Tuesday, 1 November 2011

Guardian article about human remains

Liz Williams, science fiction author and druid, has written an article in The Guardian Comment is free  entitled How to honour the ancient dead: The pagan debate about the treatment of ancient remains sheds light on our own beliefs as well as those of the past. It is an excellent article and well worth a read. I would like to add that Pagans for Archaeology is entirely opposed to the reburial of British human remains (although some of our membership may be undecided, that is our original founding position statement, for reasons outlined previously). Anyway, well done Liz, good article.
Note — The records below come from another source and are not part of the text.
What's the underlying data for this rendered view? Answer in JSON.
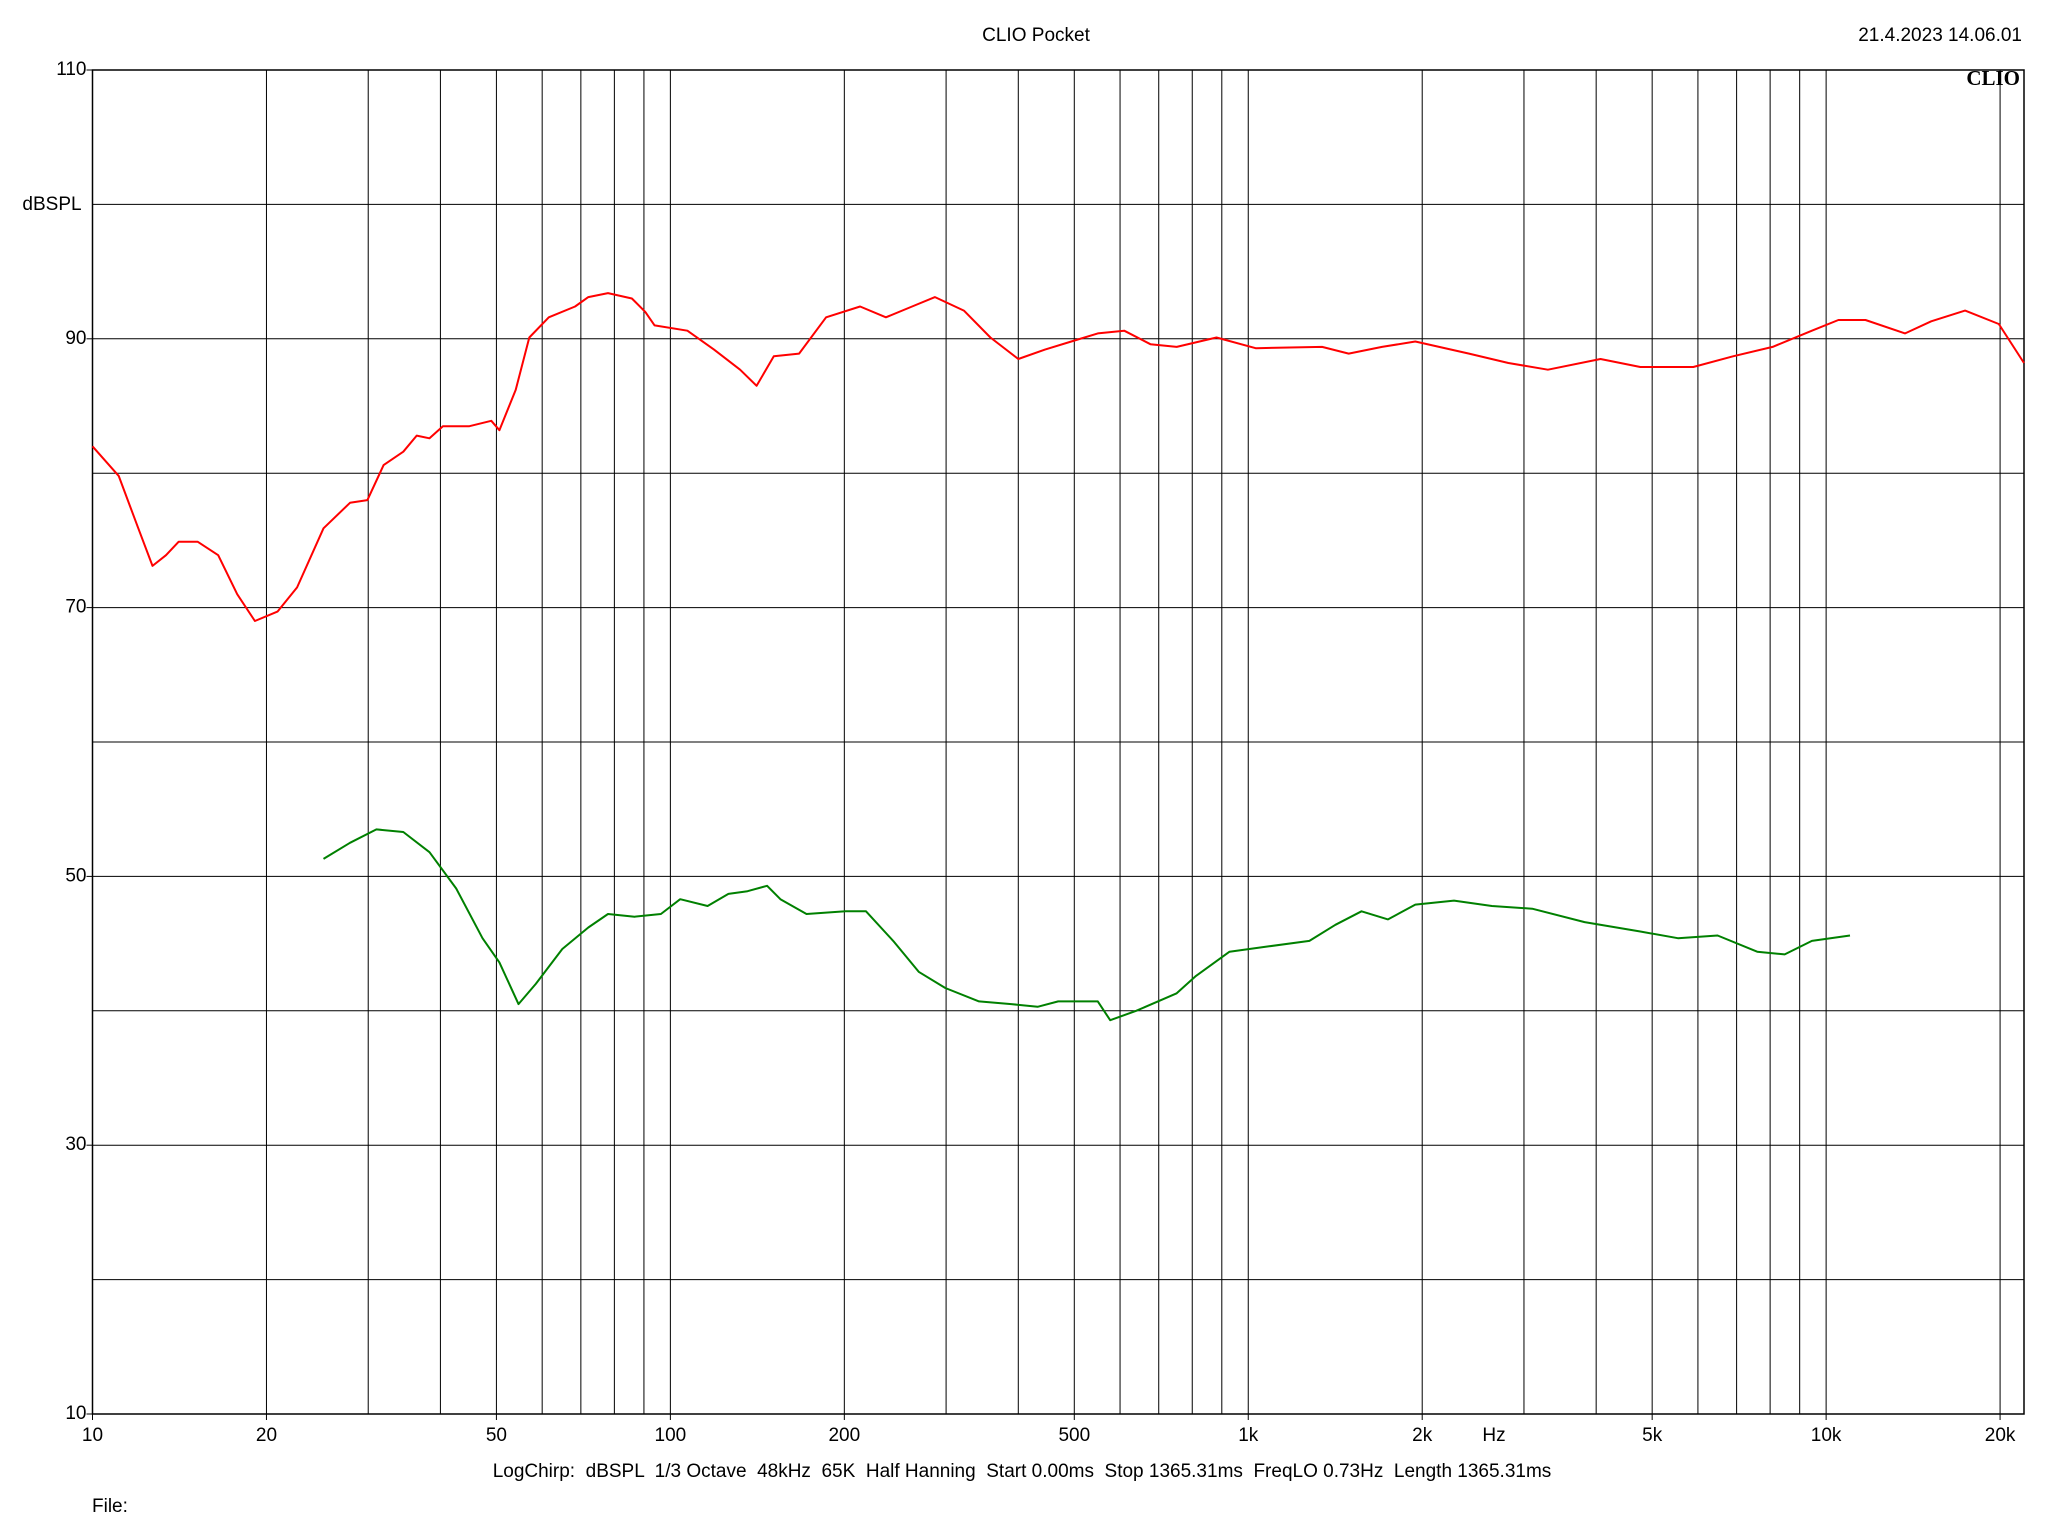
{
  "chart_data": {
    "type": "line",
    "title": "CLIO Pocket",
    "date": "21.4.2023 14.06.01",
    "logo": "CLIO",
    "ylabel": "dBSPL",
    "xlabel": "Hz",
    "footer": "LogChirp:  dBSPL  1/3 Octave  48kHz  65K  Half Hanning  Start 0.00ms  Stop 1365.31ms  FreqLO 0.73Hz  Length 1365.31ms",
    "file_label": "File:",
    "log_x": true,
    "grid": true,
    "xlim": [
      10,
      22000
    ],
    "ylim": [
      10,
      110
    ],
    "xticks": [
      10,
      20,
      50,
      100,
      200,
      500,
      {
        "value": 1000,
        "label": "1k"
      },
      {
        "value": 2000,
        "label": "2k"
      },
      {
        "value": 5000,
        "label": "5k"
      },
      {
        "value": 10000,
        "label": "10k"
      },
      {
        "value": 20000,
        "label": "20k"
      }
    ],
    "xgrid": [
      20,
      30,
      40,
      50,
      60,
      70,
      80,
      90,
      100,
      200,
      300,
      400,
      500,
      600,
      700,
      800,
      900,
      1000,
      2000,
      3000,
      4000,
      5000,
      6000,
      7000,
      8000,
      9000,
      10000,
      20000
    ],
    "yticks": [
      10,
      30,
      50,
      70,
      90,
      110
    ],
    "ygrid": [
      20,
      30,
      40,
      50,
      60,
      70,
      80,
      90,
      100
    ],
    "series": [
      {
        "color": "#ff0000",
        "x": [
          10,
          11.1,
          12,
          12.7,
          13.4,
          14.1,
          15.2,
          16.5,
          17.8,
          19.1,
          20.9,
          22.6,
          25.1,
          27.9,
          29.9,
          31.9,
          34.5,
          36.4,
          38.3,
          40.4,
          44.9,
          49,
          50.6,
          54,
          57,
          61.6,
          68.4,
          72.1,
          78,
          85.8,
          90.5,
          93.9,
          107,
          119,
          132,
          141,
          151,
          167,
          186,
          213,
          236,
          262,
          287,
          322,
          358,
          400,
          445,
          494,
          549,
          610,
          677,
          752,
          881,
          1030,
          1342,
          1492,
          1704,
          1946,
          2410,
          2820,
          3300,
          4070,
          4770,
          5890,
          6900,
          8080,
          9450,
          10500,
          11700,
          13700,
          15200,
          17400,
          19900,
          22000
        ],
        "values": [
          82,
          79.8,
          75.9,
          73.1,
          73.9,
          74.9,
          74.9,
          73.9,
          71,
          69,
          69.7,
          71.5,
          75.9,
          77.8,
          78,
          80.6,
          81.6,
          82.8,
          82.6,
          83.5,
          83.5,
          83.9,
          83.2,
          86.2,
          90.1,
          91.6,
          92.4,
          93.1,
          93.4,
          93,
          92,
          91,
          90.6,
          89.2,
          87.7,
          86.5,
          88.7,
          88.9,
          91.6,
          92.4,
          91.6,
          92.4,
          93.1,
          92.1,
          90.1,
          88.5,
          89.2,
          89.8,
          90.4,
          90.6,
          89.6,
          89.4,
          90.1,
          89.3,
          89.4,
          88.9,
          89.4,
          89.8,
          88.9,
          88.2,
          87.7,
          88.5,
          87.9,
          87.9,
          88.7,
          89.4,
          90.6,
          91.4,
          91.4,
          90.4,
          91.3,
          92.1,
          91.1,
          88.2
        ]
      },
      {
        "color": "#008000",
        "x": [
          25.1,
          27.9,
          31,
          34.5,
          38.3,
          42.6,
          47.3,
          50.6,
          54.6,
          58.5,
          65,
          72.1,
          78,
          86.7,
          96.3,
          104,
          116,
          126,
          136,
          147,
          155,
          172,
          201,
          218,
          243,
          269,
          299,
          342,
          389,
          432,
          469,
          549,
          577,
          640,
          752,
          812,
          928,
          1087,
          1276,
          1415,
          1570,
          1745,
          1946,
          2270,
          2640,
          3100,
          3820,
          4770,
          5540,
          6490,
          7600,
          8480,
          9450,
          11000
        ],
        "values": [
          51.3,
          52.5,
          53.5,
          53.3,
          51.8,
          49.1,
          45.4,
          43.6,
          40.5,
          42,
          44.6,
          46.2,
          47.2,
          47,
          47.2,
          48.3,
          47.8,
          48.7,
          48.9,
          49.3,
          48.3,
          47.2,
          47.4,
          47.4,
          45.2,
          42.9,
          41.7,
          40.7,
          40.5,
          40.3,
          40.7,
          40.7,
          39.3,
          40,
          41.3,
          42.6,
          44.4,
          44.8,
          45.2,
          46.4,
          47.4,
          46.8,
          47.9,
          48.2,
          47.8,
          47.6,
          46.6,
          45.9,
          45.4,
          45.6,
          44.4,
          44.2,
          45.2,
          45.6
        ]
      }
    ]
  }
}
The comments are interesting too, albeit sprinkled with the usual militant atheists dismissing all beliefs as "woo". There are some good comments from archaeologists and also a discussion about the repatriation of remains from other countries (such as Australia, New Zealand and the Americas). Native American and indigenous Australasian remains are much more recent, and often come from named individuals with living relatives. They were often collected under colonial rule, and the people who want them back generally haven't changed their culture that much, so there is cultural and genetic continuity. In the case of the much older British human remains, there is no cultural continuity between them and contemporary Pagans, and everyone in Britain (including the archaeologists) has genetic continuity from them. Therefore I think the repatriation of these remains is an entirely different issue, which should be decided by the indigenous groups concerned.